Traub P, Bauer C, Hartig R, Grüb S, Stahl J
Max-Planck-Institut für Zellbiologie, Ladenburg/Heidelberg, Germany.
Biol Cell. 1998 Jul;90(4):319-37.
Previous experiments have revealed a relatively weak electrostatic binding capacity of in vitro reconstituted intermediate filaments (IFs) as well as of natural IFs of whole cell mount preparations for purified ribosomal particles of mammalian origin. In order to demonstrate that such associations also occur in vivo, intact cells were subjected to double immunofluorescence microscopy using antibodies directed against vimentin and ribosomal protein S17. Since in proliferating cells the majority of the ribosomal particles are assembled into polyribosomes and these are to a great extent associated with microfilaments, in vitro cultured mouse embryo skin fibroblasts (MSF cells) were treated with puromycin to allow the formation of single ribosomes. Employing confocal laser scanning microscopy, the ribosomes were detected in colocalization with vimentin IFs. Disassembly of polyribosomes was also achieved by serum starvation of cultured cells. In this case, MSF cells of a low passage attained an extended and flattened appearance with the vimentin IFs being directly associated with the cell nuclei, radiating into the peripheral areas of the cells or showing a stress fiber-like distribution. In both cases, considerable quantities of ribosomal material were seen in close neighborhood to vimentin IFs. Frequently, these ribosome-IF associations were coaligned with microtubules and they also surrounded myosin I-decorated stress fibers. Double labeling with the vital, RNA-specific fluorochrome SYTO 14 produced a fluorescence pattern largely superimposable on that of ribosomal protein S17. Treatment of the starved cells with either demecolcine or cytochalasin D had an only moderately disturbing effect on vimentin IF distribution and the ribosomes stayed in contact with the vimentin IFs. On the basis of these results, it is conceivable that IFs play a role in the storage of ribonucleoprotein particles in general and non-translating ribosomes in particular in the cytoplasm of animal cells. In addition, the often seen coalignment of IFs with microtubules and microfilaments might serve facilitated and directional transport of ribonucleoprotein particles from the nucleus to peripheral areas of the cell.

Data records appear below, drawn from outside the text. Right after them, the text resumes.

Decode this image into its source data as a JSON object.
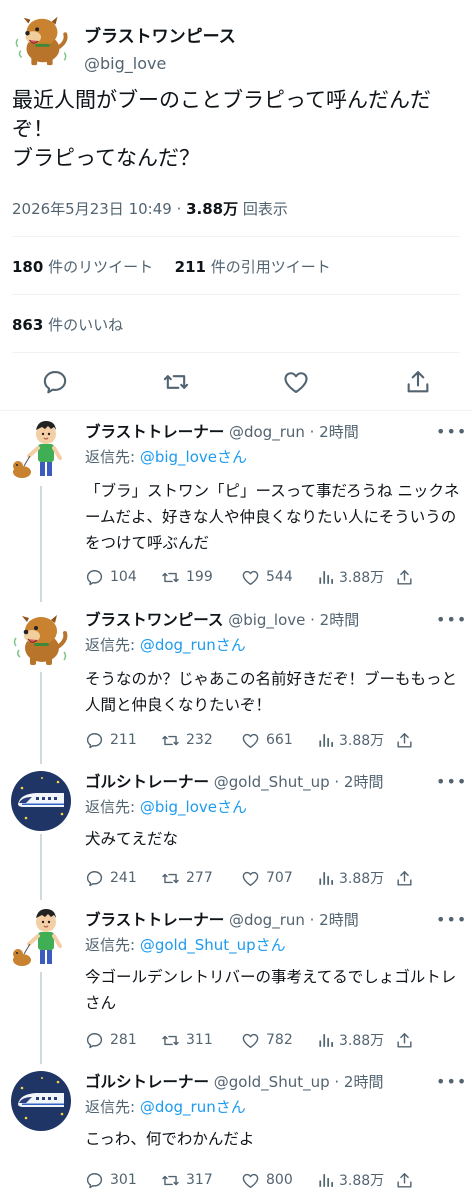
{
  "main": {
    "author_name": "ブラストワンピース",
    "author_handle": "@big_love",
    "text": "最近人間がブーのことブラピって呼んだんだぞ！\nブラピってなんだ？",
    "timestamp": "2026年5月23日 10:49 · ",
    "views": "3.88万",
    "views_label": " 回表示",
    "retweets_count": "180",
    "retweets_label": " 件のリツイート",
    "quotes_count": "211",
    "quotes_label": " 件の引用ツイート",
    "likes_count": "863",
    "likes_label": " 件のいいね"
  },
  "replies": [
    {
      "name": "ブラストトレーナー",
      "handle": " @dog_run · 2時間",
      "reply_prefix": "返信先: ",
      "reply_to": "@big_loveさん",
      "text": "「ブラ」ストワン「ピ」ースって事だろうね ニックネームだよ、好きな人や仲良くなりたい人にそういうのをつけて呼ぶんだ",
      "replies": "104",
      "retweets": "199",
      "likes": "544",
      "views": "3.88万"
    },
    {
      "name": "ブラストワンピース",
      "handle": " @big_love · 2時間",
      "reply_prefix": "返信先: ",
      "reply_to": "@dog_runさん",
      "text": "そうなのか？じゃあこの名前好きだぞ！ブーももっと人間と仲良くなりたいぞ！",
      "replies": "211",
      "retweets": "232",
      "likes": "661",
      "views": "3.88万"
    },
    {
      "name": "ゴルシトレーナー",
      "handle": " @gold_Shut_up · 2時間",
      "reply_prefix": "返信先: ",
      "reply_to": "@big_loveさん",
      "text": "犬みてえだな",
      "replies": "241",
      "retweets": "277",
      "likes": "707",
      "views": "3.88万"
    },
    {
      "name": "ブラストトレーナー",
      "handle": " @dog_run · 2時間",
      "reply_prefix": "返信先: ",
      "reply_to": "@gold_Shut_upさん",
      "text": "今ゴールデンレトリバーの事考えてるでしょゴルトレさん",
      "replies": "281",
      "retweets": "311",
      "likes": "782",
      "views": "3.88万"
    },
    {
      "name": "ゴルシトレーナー",
      "handle": " @gold_Shut_up · 2時間",
      "reply_prefix": "返信先: ",
      "reply_to": "@dog_runさん",
      "text": "こっわ、何でわかんだよ",
      "replies": "301",
      "retweets": "317",
      "likes": "800",
      "views": "3.88万"
    }
  ],
  "more_label": "•••",
  "colors": {
    "accent": "#1d9bf0",
    "muted": "#536471",
    "text": "#0f1419",
    "divider": "#eff3f4"
  },
  "icons": [
    "dog-avatar",
    "trainer-avatar",
    "train-avatar",
    "reply-icon",
    "retweet-icon",
    "like-icon",
    "views-icon",
    "share-icon"
  ]
}
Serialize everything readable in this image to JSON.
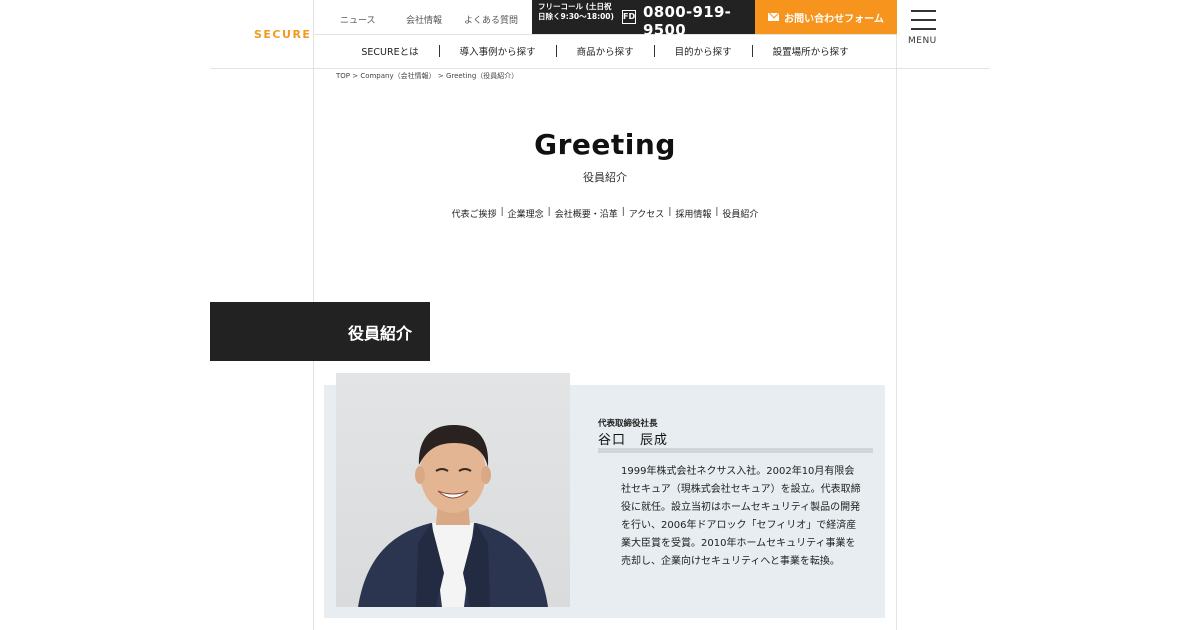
{
  "header": {
    "logo": "SECURE",
    "util_links": [
      "ニュース",
      "会社情報",
      "よくある質問"
    ],
    "freecall_label": "フリーコール (土日祝日除く9:30〜18:00)",
    "freecall_logo": "FD",
    "freecall_number": "0800-919-9500",
    "contact_label": "お問い合わせフォーム",
    "menu_label": "MENU"
  },
  "nav": [
    "SECUREとは",
    "導入事例から探す",
    "商品から探す",
    "目的から探す",
    "設置場所から探す"
  ],
  "breadcrumb": "TOP > Company（会社情報） > Greeting（役員紹介）",
  "page": {
    "title": "Greeting",
    "subtitle": "役員紹介",
    "subnav": [
      "代表ご挨拶",
      "企業理念",
      "会社概要・沿革",
      "アクセス",
      "採用情報",
      "役員紹介"
    ]
  },
  "section": {
    "heading": "役員紹介"
  },
  "profile": {
    "role": "代表取締役社長",
    "name": "谷口　辰成",
    "bio": "1999年株式会社ネクサス入社。2002年10月有限会社セキュア（現株式会社セキュア）を設立。代表取締役に就任。設立当初はホームセキュリティ製品の開発を行い、2006年ドアロック「セフィリオ」で経済産業大臣賞を受賞。2010年ホームセキュリティ事業を売却し、企業向けセキュリティへと事業を転換。"
  },
  "colors": {
    "accent_orange": "#f7941d",
    "dark": "#222222",
    "card_bg": "#e7edf0"
  }
}
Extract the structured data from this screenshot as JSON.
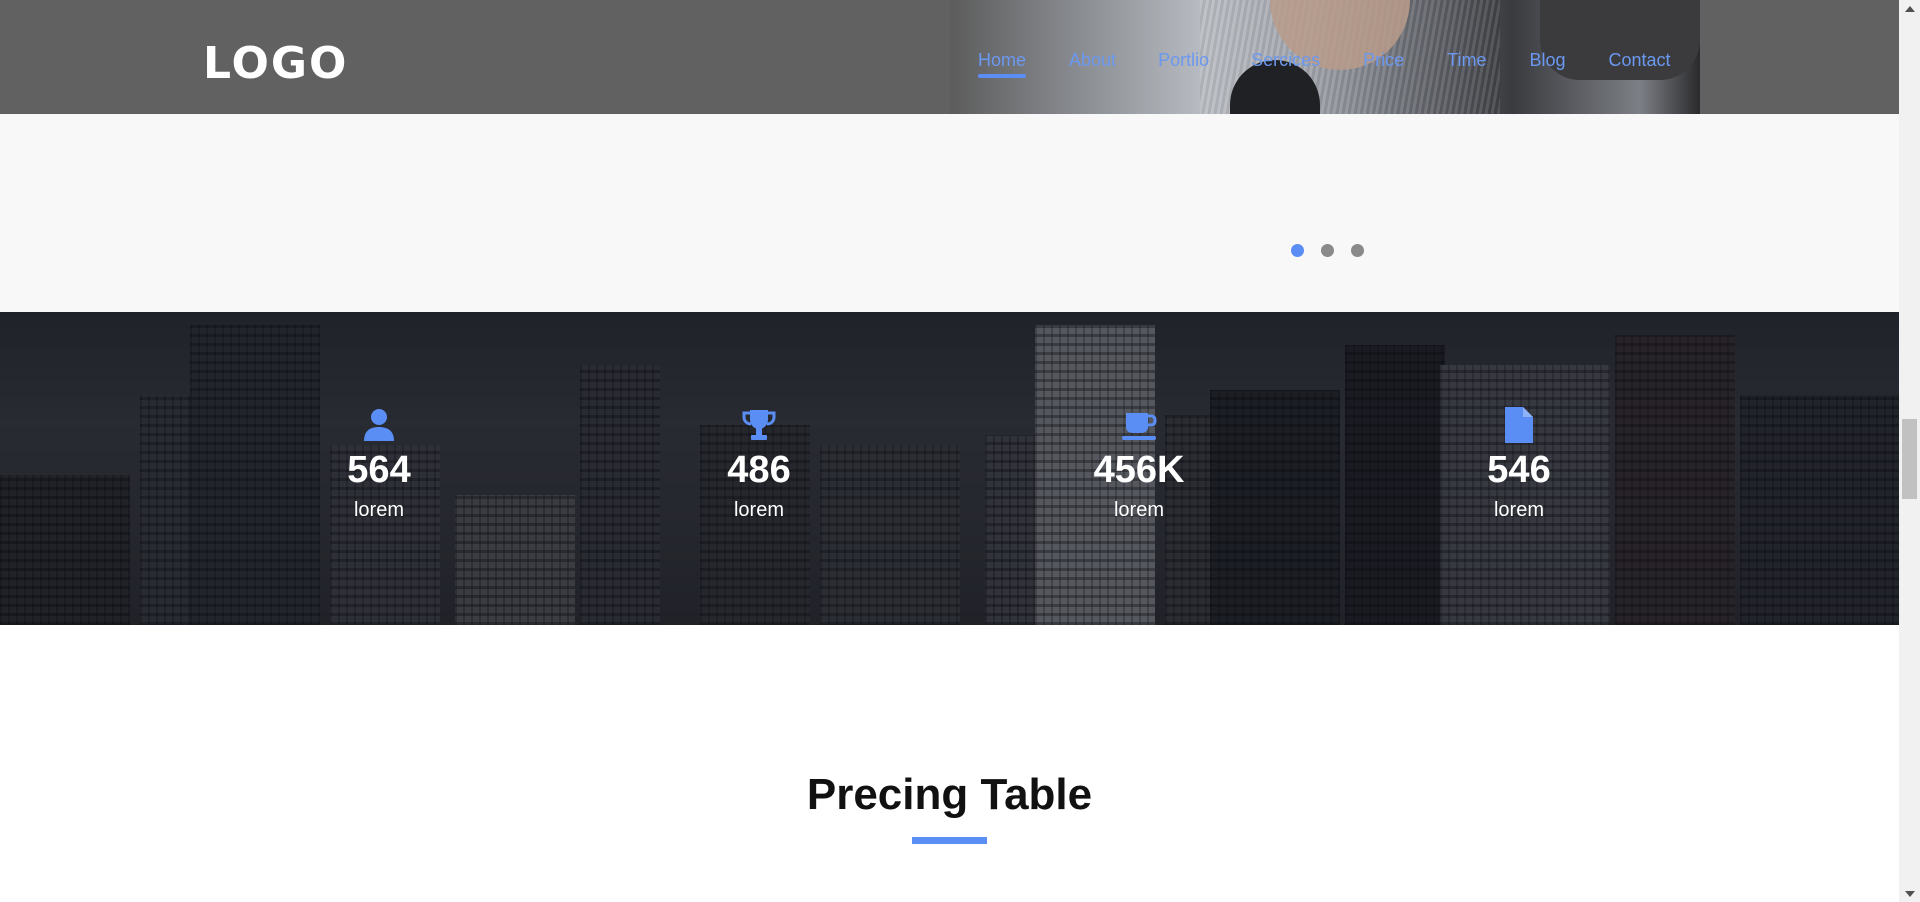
{
  "header": {
    "logo": "LOGO",
    "nav": [
      {
        "label": "Home",
        "active": true
      },
      {
        "label": "About",
        "active": false
      },
      {
        "label": "Portlio",
        "active": false
      },
      {
        "label": "Sercices",
        "active": false
      },
      {
        "label": "Price",
        "active": false
      },
      {
        "label": "Time",
        "active": false
      },
      {
        "label": "Blog",
        "active": false
      },
      {
        "label": "Contact",
        "active": false
      }
    ]
  },
  "carousel": {
    "slide_count": 3,
    "active_index": 0
  },
  "stats": [
    {
      "icon": "user-icon",
      "value": "564",
      "label": "lorem"
    },
    {
      "icon": "trophy-icon",
      "value": "486",
      "label": "lorem"
    },
    {
      "icon": "coffee-icon",
      "value": "456K",
      "label": "lorem"
    },
    {
      "icon": "document-icon",
      "value": "546",
      "label": "lorem"
    }
  ],
  "pricing": {
    "title": "Precing Table"
  },
  "colors": {
    "accent": "#5b8ef5",
    "header_bg": "#616161",
    "nav_text": "#6b98f0"
  }
}
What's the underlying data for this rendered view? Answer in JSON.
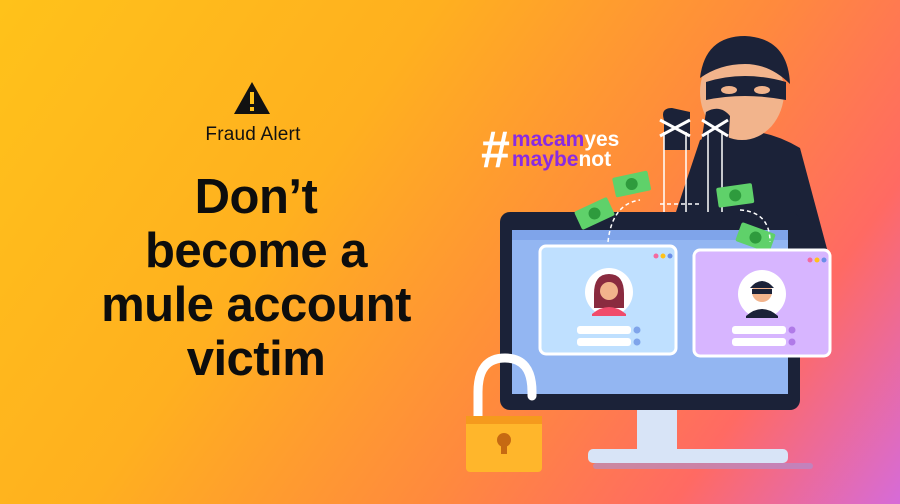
{
  "alert": {
    "icon": "warning-icon",
    "label": "Fraud Alert"
  },
  "headline": {
    "line1": "Don’t",
    "line2": "become a",
    "line3": "mule account",
    "line4": "victim"
  },
  "hashtag": {
    "symbol": "#",
    "line1_a": "macam",
    "line1_b": "yes",
    "line2_a": "maybe",
    "line2_b": "not"
  },
  "colors": {
    "hashtag_purple": "#8a2be2",
    "headline": "#0d0d0d",
    "background_start": "#ffc21a",
    "background_end": "#d66bd8"
  }
}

先前的实验表明,体外重构的中间丝(IFs)以及全细胞装片制备物中的天然IFs对哺乳动物来源的纯化核糖体颗粒的静电结合能力相对较弱。为了证明这种结合也发生在体内,使用针对波形蛋白和核糖体蛋白S17的抗体对完整细胞进行双重免疫荧光显微镜检查。由于在增殖细胞中,大多数核糖体颗粒组装成多核糖体,并且这些多核糖体在很大程度上与微丝相关,因此用嘌呤霉素处理体外培养的小鼠胚胎皮肤成纤维细胞(MSF细胞),以允许形成单个核糖体。利用共聚焦激光扫描显微镜,检测到核糖体与波形蛋白IFs共定位。通过培养细胞的血清饥饿也可实现多核糖体的解体。在这种情况下,低传代的MSF细胞呈现出延长和平坦的外观,波形蛋白IFs直接与细胞核相关联,辐射到细胞的周边区域或呈现应力纤维样分布。在这两种情况下,都可以看到大量核糖体物质紧邻波形蛋白IFs。这些核糖体-IF结合常常与微管共线,并且它们还围绕着肌球蛋白I标记的应力纤维。用活性RNA特异性荧光染料SYTO 14进行双重标记产生的荧光模式与核糖体蛋白S17的荧光模式基本重叠。用秋水仙碱或细胞松弛素D处理饥饿细胞对波形蛋白IF分布只有适度的干扰作用,核糖体仍与波形蛋白IFs保持接触。基于这些结果,可以设想IFs在动物细胞细胞质中一般的核糖核蛋白颗粒储存,特别是非翻译核糖体的储存中发挥作用。此外,IFs与微管和微丝经常共线可能有助于核糖核蛋白颗粒从细胞核到细胞周边区域的定向运输。